Dilansir dari surat kabar Mail and Guardian, Ramaphosa mengatakan, ada 20 negara yang mengirim permohonan resmi untuk bergabung dengan BRICS, dan empat di antaranya dari Afrika. ”Para menlu akan berkoordinasi mengembangkan model kerja sama BRICS dan memantau calon-calon anggota yang potensial,” ujarnya.
Ramaphosa turut menekankan, BRICS tak berminat jadi kekuatan geopolitik baru yang menambah persaingan yang sudah ada. BRICS ingin berkiprah di sistem dunia yang multilateral. Tujuannya, memberi berbagai alternatif bagi negara-negara, terutama di belahan selatan dunia (global south), untuk meningkatkan perekonomian.
”Semangat dedolarisasi, misalnya, diperlukan untuk memperbaiki arsitektur keuangan dunia. Kita membutuhkan pilihan mata uang selain dollar AS untuk perdagangan agar tidak ada ketergantungan pada satu valuta saja,” katanya.
Salah satu contoh, dilansir oleh Bloomberg, ialah pengumuman Menteri Keuangan Argentina Fernando Haddad mengenai tawaran Brasil untuk menggunakan mata uang yuan China dalam perdagangan bilateral Buenos Aires-Brasilia. Pertimbangan Brasil ialah metode ini meringankan Argentina yang minim cadangan dollar AS. Argentina masih mempertimbangkan saran itu.
Xi Jinping dalam sambutannya mengatakan, lewat BRICS, aturan global dibuat secara bersama-sama oleh para anggota.
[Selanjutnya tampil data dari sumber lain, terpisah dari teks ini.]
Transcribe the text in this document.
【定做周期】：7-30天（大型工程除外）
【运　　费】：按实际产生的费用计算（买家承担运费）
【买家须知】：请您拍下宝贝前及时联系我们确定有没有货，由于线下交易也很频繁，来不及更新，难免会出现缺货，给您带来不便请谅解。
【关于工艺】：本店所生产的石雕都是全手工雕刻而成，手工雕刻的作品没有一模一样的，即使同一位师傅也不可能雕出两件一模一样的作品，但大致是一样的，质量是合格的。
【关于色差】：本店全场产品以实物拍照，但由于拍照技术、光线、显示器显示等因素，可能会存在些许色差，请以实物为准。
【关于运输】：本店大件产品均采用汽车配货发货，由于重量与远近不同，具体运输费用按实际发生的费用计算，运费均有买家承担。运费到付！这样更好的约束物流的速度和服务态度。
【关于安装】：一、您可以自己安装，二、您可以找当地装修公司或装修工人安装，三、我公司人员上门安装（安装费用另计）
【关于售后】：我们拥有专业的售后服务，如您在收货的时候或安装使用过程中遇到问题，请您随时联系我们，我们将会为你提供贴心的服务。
Aturan sebaiknya tidak dibuat dan didiktekan oleh negara-negara yang memiliki kekuatan lebih ketimbang yang lain.
Efektivitas
Penambahan enam anggota baru ini oleh para pengamat harus dilihat keefektifannya. Pengamat sosial Afsel, Gugu Ndima, mengatakan bahwa tidak bisa langsung menyimpulkan BRICS bakal menyaingi negara-negara Barat.
Memang, di dalamnya kini ada Iran, Rusia, dan China yang berseberangan dengan Amerika Serikat dan sekutunya. Namun, anggota lain memiliki hubungan yang cukup rukun dengan AS, terutama Afsel, India, dan Arab Saudi.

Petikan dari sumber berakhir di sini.